The saga begins when Dallas Mayor Mike Rawlings unenthusiastically agreed to putting a resolution in support of marriage equality on the Dallas City Council agenda.
After weeks of sidestepping the question, Mayor Mike Rawlings says he will vote next month in favor of a Dallas City Council resolution supporting the right of same-sex couples to marry.
“I will vote for this resolution as written,” he told me during a conversation last week. “This is an important issue, and I did not want to turn this into a sound bite.”
The resolution was proposed for council consideration last month by council member Scott Griggs, who said he has enough votes to get it passed.
Rawlings didn’t exactly put on a poker face to conceal his irritation at the timing. Griggs’ announcement came less than two weeks before the May 11 elections, in which Griggs was running against fellow council member Delia Jasso for the same seat because of a redrawing of district boundaries.
Jasso was among those who supported the amendment, but Rawlings suggested that Griggs — who ultimately won the race — wanted to shore up support among gay and lesbian residents in Oak Cliff.
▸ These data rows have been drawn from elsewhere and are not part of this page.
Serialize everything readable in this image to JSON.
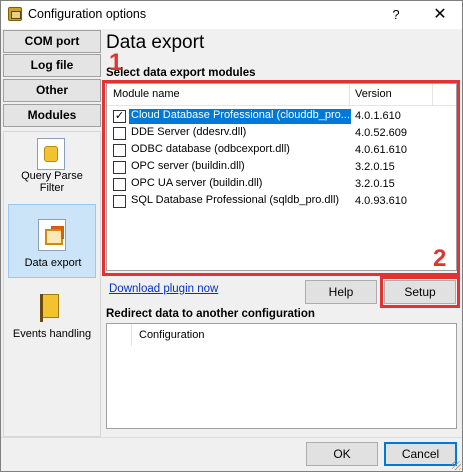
{
  "window": {
    "title": "Configuration options",
    "help_glyph": "?",
    "close_glyph": "✕"
  },
  "nav": {
    "tabs": [
      "COM port",
      "Log file",
      "Other",
      "Modules"
    ],
    "items": [
      {
        "label": "Query Parse Filter",
        "icon": "puzzle-document-icon"
      },
      {
        "label": "Data export",
        "icon": "export-document-icon",
        "selected": true
      },
      {
        "label": "Events handling",
        "icon": "flag-icon"
      }
    ]
  },
  "main": {
    "title": "Data export",
    "modules_label": "Select data export modules",
    "columns": {
      "name": "Module name",
      "version": "Version"
    },
    "modules": [
      {
        "checked": true,
        "name": "Cloud Database Professional (clouddb_pro....",
        "version": "4.0.1.610",
        "selected": true
      },
      {
        "checked": false,
        "name": "DDE Server (ddesrv.dll)",
        "version": "4.0.52.609"
      },
      {
        "checked": false,
        "name": "ODBC database (odbcexport.dll)",
        "version": "4.0.61.610"
      },
      {
        "checked": false,
        "name": "OPC server (buildin.dll)",
        "version": "3.2.0.15"
      },
      {
        "checked": false,
        "name": "OPC UA server (buildin.dll)",
        "version": "3.2.0.15"
      },
      {
        "checked": false,
        "name": "SQL Database Professional (sqldb_pro.dll)",
        "version": "4.0.93.610"
      }
    ],
    "download_link": "Download plugin now",
    "help_button": "Help",
    "setup_button": "Setup",
    "redirect_label": "Redirect data to another configuration",
    "redirect_column": "Configuration"
  },
  "annotations": {
    "marker_1": "1",
    "marker_2": "2",
    "color": "#e23232"
  },
  "footer": {
    "ok_button": "OK",
    "cancel_button": "Cancel"
  },
  "colors": {
    "selection": "#0078d7",
    "link": "#0033cc",
    "nav_selected": "#cce4f7"
  }
}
“To do this for what seem to be political reasons is not good judgment,” Rawlings said earlier this month. He characterized what he viewed as a symbolic debate on a divisive constitutional issue as a “misuse of the council’s time.”
Griggs politely responded that he felt the issue was “timely” and “relevant” and that he looks forward to the resolution’s passage.
Now, with council elections in the rearview mirror, Rawlings says he has decided to join the council majority supporting the measure.
But that was before one of the Council members that supported the resolution flip-flopped on bringing it to a Council vote.
Lame-duck Dallas City Councilwoman Delia Jasso, defeated in the May 11 election, has abruptly withdrawn her support for an LGBT equality resolution, meaning Mayor Mike Rawlings is no longer required to place the resolution on the council agenda.
According to an email from the city secretary to council members on Tuesday, Jasso has pulled her signature from a memo in support of the equality resolution that she signed in April. Jasso was one of five council members who signed the memo, the required number to force Rawlings to place the resolution on the agenda under the city charter.
The Morning News explains why that matters.
For Griggs, getting five signatures on his marriage equality and anti-discrimination resolution was crucial. Under the city charter, only the mayor or city manager can singly place items on a voting agenda. But five council members together have the power to force a vote.
Mayor Mike Rawlings has strongly opposed having the council take up the debate — not because he’s against gay marriage but because he doesn’t want the council to spend its time on politically charged issues over which it has no control.
[…]
Rawlings has said that if the resolution did make it to a council vote, he would support it. But now that Griggs’ resolution lacks the needed five votes, the mayor has no intention of placing it on an upcoming agenda, said his chief of staff, Paula Blackmon.
“The mayor has continually stated he believes this is out of the realm of the City Council and does not plan to keep it on the agenda,” Blackmon said.
That throws the plan for a council vote into doubt — at least for now.
But in an interview with the Dallas Voice, a publication serving the city’s gay community, Griggs said he believed the resolution could still move forward.
“I think we’ve got the votes,” he said.
If the current council is unable to take up the issue, it’s not clear whether the new council, which will be seated in June, will agree to support — or even debate — gay marriage.
In addition to Hunt and, until her about-face, Jasso, those who supported Griggs’ resolution were Pauline Medrano and Monica Alonzo.
Hunt is leaving the council, but both candidates vying to replace her, Bobby Abtahi and Philip Kingston, support the resolution. Adam Medrano, who succeeds his aunt, Pauline Medrano, is also expected to be supportive. Alonzo was re-elected.
It’s not clear where council member-elect Jennifer Staubach Gates stands on the issue. Lee Kleinman, who is succeeding council member Linda Koop, said he agrees with the mayor that the issue is not one the City Council should take up.
The story isn’t clear on this, and I don’t know Dallas city politics, but my interpretation is that while Griggs may have five supporters among the new Council members to force a vote again, he may or may not have the eight votes needed to get it passed. Resolutions like these don’t carry any weight and thus don’t have any practical effect like an anti-discrimination ordinance or domestic partner benefits (even if you can’t call them that), but they do matter, as an expression of one’s values. The more clear you can make what the real consensus, mainstream position is, the better. It’s clear now that it would have been better for Mayor Rawlings to have agreed to do this sooner rather than later, when it also might have helped provide some support for pro-equality measures in the Legislature. I have no idea what happens from here, but I wish CM Griggs the best of luck in picking up the pieces and trying again.